Some nice person who once visited the oasis sent me this cool butterfly book. I think I'll really enjoy it.

I had fun today entering some old dragonfly sightings into the Odonata Central online database. I had half-heartedly set out to do it a couple of years ago, but now that I have a couple of good records, and that rare Cream-tipped Swampdamsel, I had to get serious about doing it. The site had seemed rather user-unfriendly, but now I dove in and mastered it, and even like it.

Tuesday, July 22, 2014

Gotta love the damsels

Kelly said I could post some of the odonate photos he took at CMO yesterday, so here are a few. The first is the Cream-tipped Swampdamsel.

Next is a Spot-winged Glider.

And a Double-striped Bluet.

And finally, a female Powdered Dancer.

Monday, July 21, 2014

Exciting new oasis species today

After banding at a couple of places south of the oasis today, Kelly and I came to the oasis to see what was here. At first it didn't seem very promising, but looking is still fun, like a treasure hunt. I decided to go back into the arroyo between the two dams (where the soapberry thicket is) and see if I could find any interesting butterflies. Kelly was photographing some odonates at the big tank.

Soon thereafter, I saw a different looking damselfly with a white looking tip on its tail. I wondered if it was an egg sac or some deformity. Seriously, I can be pretty dumb. Hey, just this morning I was photographing white sacs on this acacia branch (Cottony Cushion Scale, see yesterday's post).

So you see things are not always as they appear to be, and I had abnormal white stuff on my brain. Anyway, I took several photos of the strange damselfly just in case, then got to thinking I should alert Kelly, just in case. I'd feel bad if I left, then later showed him the photos, and it turned out to be something rare that he really wanted to see and photograph. Besides, his photos are perfect and put mine to shame.

So I hollered for him. No answer. I hollered as loud as I could, hoping he didn't leave something awesome and come running for nothing. Or think I was snakebit or something. I don't recall ever hollering for him before. When I was about to give up and leave, I heard him near the arroyo, asking if I was in the arroyo. I told him I was, and shortly he carefully approached, at which time I pointed to the damselflies (I was eyeing a couple others that I couldn't ID too.)

He immediately recognized that the one with the white-looking tail was something unusual, and after he took a few perfect shots of it, he went to get his book and see what it was. I heard an exultant shout a few minutes later, by which time, I was dying to know what it was myself. Here's my pitiful photo of it.

 Only after Kelly told me it was a rare Cream-tipped Swampdamsel, a species only found in the US in the Lower Rio Grande Valley of  TX, did I allow myself to get really excited about it, too.

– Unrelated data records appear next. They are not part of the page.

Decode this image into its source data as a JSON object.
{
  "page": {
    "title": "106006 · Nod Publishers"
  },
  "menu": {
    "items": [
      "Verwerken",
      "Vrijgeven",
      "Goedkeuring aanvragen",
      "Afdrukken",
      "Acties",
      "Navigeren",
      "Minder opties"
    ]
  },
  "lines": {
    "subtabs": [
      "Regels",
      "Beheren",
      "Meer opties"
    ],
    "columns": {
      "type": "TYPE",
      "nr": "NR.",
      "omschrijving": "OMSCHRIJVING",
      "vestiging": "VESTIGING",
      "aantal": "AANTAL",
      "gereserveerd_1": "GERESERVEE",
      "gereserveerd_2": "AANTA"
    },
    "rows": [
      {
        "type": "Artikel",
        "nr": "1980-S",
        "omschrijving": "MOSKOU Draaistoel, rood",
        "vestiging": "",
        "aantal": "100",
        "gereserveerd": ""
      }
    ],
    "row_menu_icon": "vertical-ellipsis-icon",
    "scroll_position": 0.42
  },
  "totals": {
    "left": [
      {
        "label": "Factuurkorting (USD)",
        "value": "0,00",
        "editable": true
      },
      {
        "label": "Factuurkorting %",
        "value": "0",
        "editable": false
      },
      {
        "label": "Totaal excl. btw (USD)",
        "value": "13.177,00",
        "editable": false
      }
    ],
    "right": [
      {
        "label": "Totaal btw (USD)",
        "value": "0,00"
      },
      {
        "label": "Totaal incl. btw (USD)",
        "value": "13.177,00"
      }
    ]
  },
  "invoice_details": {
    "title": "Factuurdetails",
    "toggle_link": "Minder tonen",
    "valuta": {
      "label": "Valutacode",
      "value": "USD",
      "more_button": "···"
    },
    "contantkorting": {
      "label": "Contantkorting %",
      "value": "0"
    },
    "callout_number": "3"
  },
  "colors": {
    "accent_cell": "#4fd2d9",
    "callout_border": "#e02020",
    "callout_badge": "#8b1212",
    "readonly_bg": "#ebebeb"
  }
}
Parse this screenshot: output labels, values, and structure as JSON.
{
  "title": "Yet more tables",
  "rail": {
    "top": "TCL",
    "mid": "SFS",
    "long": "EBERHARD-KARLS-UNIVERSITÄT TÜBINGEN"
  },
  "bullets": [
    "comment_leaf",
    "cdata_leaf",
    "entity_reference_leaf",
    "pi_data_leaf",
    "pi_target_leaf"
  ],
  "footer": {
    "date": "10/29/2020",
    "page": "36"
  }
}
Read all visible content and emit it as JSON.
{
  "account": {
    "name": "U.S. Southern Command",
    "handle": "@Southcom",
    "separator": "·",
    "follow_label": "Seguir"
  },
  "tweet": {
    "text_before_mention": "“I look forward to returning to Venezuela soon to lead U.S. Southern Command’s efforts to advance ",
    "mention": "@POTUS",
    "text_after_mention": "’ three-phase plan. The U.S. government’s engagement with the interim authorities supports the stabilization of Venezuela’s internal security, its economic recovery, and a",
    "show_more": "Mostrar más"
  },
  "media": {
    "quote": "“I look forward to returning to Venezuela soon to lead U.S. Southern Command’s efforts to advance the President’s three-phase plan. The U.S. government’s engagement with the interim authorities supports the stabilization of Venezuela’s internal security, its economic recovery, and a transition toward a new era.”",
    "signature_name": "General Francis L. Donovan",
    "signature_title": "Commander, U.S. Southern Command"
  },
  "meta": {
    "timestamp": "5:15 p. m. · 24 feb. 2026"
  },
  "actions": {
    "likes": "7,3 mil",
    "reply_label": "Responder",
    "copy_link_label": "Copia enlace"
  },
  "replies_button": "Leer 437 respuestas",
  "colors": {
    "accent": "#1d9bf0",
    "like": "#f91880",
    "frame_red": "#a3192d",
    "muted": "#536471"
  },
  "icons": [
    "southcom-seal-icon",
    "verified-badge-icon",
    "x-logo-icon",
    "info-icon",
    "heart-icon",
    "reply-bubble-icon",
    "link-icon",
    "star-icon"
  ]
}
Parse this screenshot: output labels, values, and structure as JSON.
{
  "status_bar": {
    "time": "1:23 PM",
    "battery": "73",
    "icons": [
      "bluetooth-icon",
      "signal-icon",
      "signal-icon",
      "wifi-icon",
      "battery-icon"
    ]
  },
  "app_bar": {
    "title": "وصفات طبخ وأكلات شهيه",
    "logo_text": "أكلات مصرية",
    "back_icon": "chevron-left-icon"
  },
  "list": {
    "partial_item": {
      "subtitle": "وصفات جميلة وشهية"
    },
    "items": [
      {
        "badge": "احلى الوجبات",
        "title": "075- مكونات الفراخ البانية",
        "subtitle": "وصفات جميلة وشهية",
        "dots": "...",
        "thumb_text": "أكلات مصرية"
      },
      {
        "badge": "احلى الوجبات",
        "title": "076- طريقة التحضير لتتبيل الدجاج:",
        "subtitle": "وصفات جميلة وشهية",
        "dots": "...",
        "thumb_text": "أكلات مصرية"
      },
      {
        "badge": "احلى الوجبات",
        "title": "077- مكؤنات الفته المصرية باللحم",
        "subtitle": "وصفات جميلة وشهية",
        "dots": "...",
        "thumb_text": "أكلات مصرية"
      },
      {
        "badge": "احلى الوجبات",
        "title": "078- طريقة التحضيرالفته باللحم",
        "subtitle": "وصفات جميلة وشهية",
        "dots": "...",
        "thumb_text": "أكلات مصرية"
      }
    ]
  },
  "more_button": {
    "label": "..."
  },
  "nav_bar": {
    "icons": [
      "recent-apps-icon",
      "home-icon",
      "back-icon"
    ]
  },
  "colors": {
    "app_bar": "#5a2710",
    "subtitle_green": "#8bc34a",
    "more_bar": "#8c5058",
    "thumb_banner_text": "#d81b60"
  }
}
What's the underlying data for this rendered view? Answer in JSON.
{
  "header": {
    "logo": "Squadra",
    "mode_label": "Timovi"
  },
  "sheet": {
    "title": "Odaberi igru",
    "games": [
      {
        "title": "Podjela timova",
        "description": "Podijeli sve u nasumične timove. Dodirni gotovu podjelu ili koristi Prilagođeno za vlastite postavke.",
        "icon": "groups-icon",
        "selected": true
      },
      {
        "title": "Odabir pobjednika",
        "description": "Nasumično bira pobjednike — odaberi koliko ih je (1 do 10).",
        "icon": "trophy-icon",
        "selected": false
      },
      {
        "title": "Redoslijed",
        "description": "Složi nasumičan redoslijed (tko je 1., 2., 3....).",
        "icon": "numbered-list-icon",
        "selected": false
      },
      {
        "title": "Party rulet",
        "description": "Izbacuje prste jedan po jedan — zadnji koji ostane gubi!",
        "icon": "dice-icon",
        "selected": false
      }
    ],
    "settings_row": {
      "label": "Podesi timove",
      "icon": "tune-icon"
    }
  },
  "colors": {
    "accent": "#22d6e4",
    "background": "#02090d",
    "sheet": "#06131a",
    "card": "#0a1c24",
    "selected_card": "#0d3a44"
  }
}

Next, he wanted me to keep my eye on it while he went for his closeup lens, which I did. But when he returned and tried to get closer to the ode, it disappeared, not to reappear.

One reason my damselfly shots are so poor is because I have to shoot on manual focus. My autofocus feature won't focus on such small critters. Kelly's won't either, but apparently his eyesight is better than mine. Not to mention Kelly's superior camera and photographic expertise. Looking through the viewfinder, I can't tell if I have it in sharp focus or not. I'm just glad this first W TX swampdamsel species got good documentation, regardless of who got the best photo of it.

One of the other damsels was a Plateau Spreadwing. Another of my poor shots that I got to compare to his perfect one.

All and all, a fun afternoon.

Sunday, July 20, 2014

Back to normal

Whatever normal is. At least the electricity is back on. Every rain-less day that goes by makes me think how lucky I am to have gotten that one rain mid-June. I would be so miserable hauling water right now if not for that one random shower. I'm not under pressure to get my tanks topped off (yet), and still enjoying watering things better than if I felt the need to ration water.

This afternoon I really enjoyed spending a little time sitting beside my wildlife pond watching dragonflies, and absorbing the ambiance. Dragonflies are such awesome creatures. Even other insects are interesting to watch. This is some kind of wasp, I suppose.

There's some weird white stuff hanging from a Catclaw Acacia bush. It was too high up for me to get a better shot at it, plus I was hot and tired so didn't feel like hauling a ladder. Tomorrow I'll try for a better photo, and maybe someone will know what it is. What they're not, are blooms. Maybe moth cocoons, or gall, or something.

There's only one Bell's Vireo nestling left in the nest. I imagine the others fell out. If the nest had been predated, all four would be absent. (See post of July 14)

Weeks fly by and tomorrow starts another round of banding.

UPDATE: That white stuff has been identified as Cottony Cushion Scale.

Saturday, July 19, 2014


I rushed down to CMO yesterday after helping band hummers in the Davis Mountains and finishing up some things I needed to do in Alpine. Got to CMO minutes before the power went out sometime around 4 PM. I was tired, hungry, couldn't water, couldn't cook, couldn't download pictures, couldn't use the phone, couldn't blog or check email. I tell you I was miserable.

It felt akin to what I imagine a claustrophobic panic attack would feel like. Too hot to sleep good. After 12 hours I beat a hasty retreat to Alpine. I'm not prepared for a life minus technology. Not sure I'd even want a life without technology.

Anyway, my sisters collected, and saved, a scorpion that had her back literally covered with babies, that they thought I might enjoy photographing before releasing. (Those are grains of gravel in the container with her. I didn't want them out of the photo bad enough to reach in and remove them.)

And here's an interesting looking bug I saw.

Two to three weeks ago Kelly got word from an Alaskan bander that there were no more Rufous Hummingbirds left in Alaska. They had all departed south. Now they're showing up here in Texas. We banded numerous ones yesterday, and I saw one guarding a feeder at CMO. I think they're about the toughest hummers in the US. Not only do they make the longest migration, but they defend feeders and won't let other hummers feed from them. But I put out plenty of extra feeders for the other species, not to worry.

UPDATE: I found that bug near, or on, this milkweed plant, and I'm thinking it's a Milkweed Bug (Oncopeltus fasciatus).

Thursday, July 17, 2014

Finally finishing drying peaches

I have to leave real early to go help band in Ft Davis in the morning but can't go to bed at least til midnight, when hopefully all the peaches will be ready to take out of the dryers. Off and on for two weeks we've been drying peaches and finally today I put the last of them into dryers (we have four). My husband sliced some of the peaches, and when his finger hurt too bad, I took over, then when my shoulder couldn't go anymore, he pitched in. Whew! We'll try to make them last for a year, but no promises. We both love them dried.

Here's a photo that I took at CMO a few days ago and sent to Brian to ID. He declared it a worn Chinati Checkerspot, and the only reason I'm posting it now is because he asked me to. I guess he thinks it's cool seeing how worn they get in their short lives. Beats the dead Pipevine Swallowtail I posted two days ago, though.